Time on Earth is not free from relativistic effects, but the scale of movement on Earth is too small for these relativistic effects to have any bearing on human history. Thus on Earth we have a shared temporal framework in which the infinitely branching structure of time is effectively irrelevant and becomes a rounding error so small that most calculations will never take it into account. However, on cosmological scales, relativistic effects start to matter, and if we ever possess the technology to move at relativistic speeds, then human history will start to be affected by the infinitely branching temporalities of history that is unevenly accelerated. At first, this will only show up as a gray area in which the differences will not matter all that much — differences of a few days, weeks, months, or years. Allowed to continue, however, the differences would accumulate, and then new spatiotemporal centers would be increasingly alienated terrestrial temporality, until they defined their own history separate from Earth. This was the point of my recent essay “The Coming Coeval Age.” At present we are a long way from realizing this in its most radical form (using relativistic spacecraft to reach other planetary systems), but we aren’t far at all from separate off-world settlements that go their own way and are increasingly alienated from terrestrial norms.

The compounding of (relatively) isolated epistemic enclaves on Earth with the possibilities of relativistic spatiotemporal enclaves, which will also become epistemic enclaves in turn, will raise the complexity of human history beyond its current incalculable threshold.
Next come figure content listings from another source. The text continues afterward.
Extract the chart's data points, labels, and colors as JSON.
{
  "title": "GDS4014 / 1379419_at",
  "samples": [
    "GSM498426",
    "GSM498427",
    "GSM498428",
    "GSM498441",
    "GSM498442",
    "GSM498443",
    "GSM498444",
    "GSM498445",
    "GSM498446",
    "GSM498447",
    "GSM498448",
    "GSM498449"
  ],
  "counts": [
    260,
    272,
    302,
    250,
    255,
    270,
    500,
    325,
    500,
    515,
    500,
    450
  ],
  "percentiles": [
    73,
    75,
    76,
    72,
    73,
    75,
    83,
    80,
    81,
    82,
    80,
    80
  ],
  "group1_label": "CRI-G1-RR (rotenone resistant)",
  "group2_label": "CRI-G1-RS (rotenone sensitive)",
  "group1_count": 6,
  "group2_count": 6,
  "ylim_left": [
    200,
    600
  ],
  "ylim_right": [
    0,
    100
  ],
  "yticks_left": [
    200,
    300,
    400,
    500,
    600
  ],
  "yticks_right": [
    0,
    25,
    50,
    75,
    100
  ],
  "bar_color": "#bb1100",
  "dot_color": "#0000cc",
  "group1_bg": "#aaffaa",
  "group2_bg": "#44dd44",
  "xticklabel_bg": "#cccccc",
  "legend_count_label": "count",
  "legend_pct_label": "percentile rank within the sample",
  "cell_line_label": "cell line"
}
As we have seen, there can be a blurring and a rounding that makes it possible for communal life to continue despite differences in detail, and we can even imagine a blurring and a rounding on a greater scale that allows some kind of shared epistemic framework on a cosmological scale, but this would take us so far from the concrete realities of human life that it is questionable whether this could ever be meaningful or relevant. One can imagine the Encyclopedia Galactica as an epistemic framework on a cosmological scale, but we can also recall Carl Sagan’s human, all-to-human (or even Cold War, all-too-Cold war) presentation of the Encyclopedia Galactica.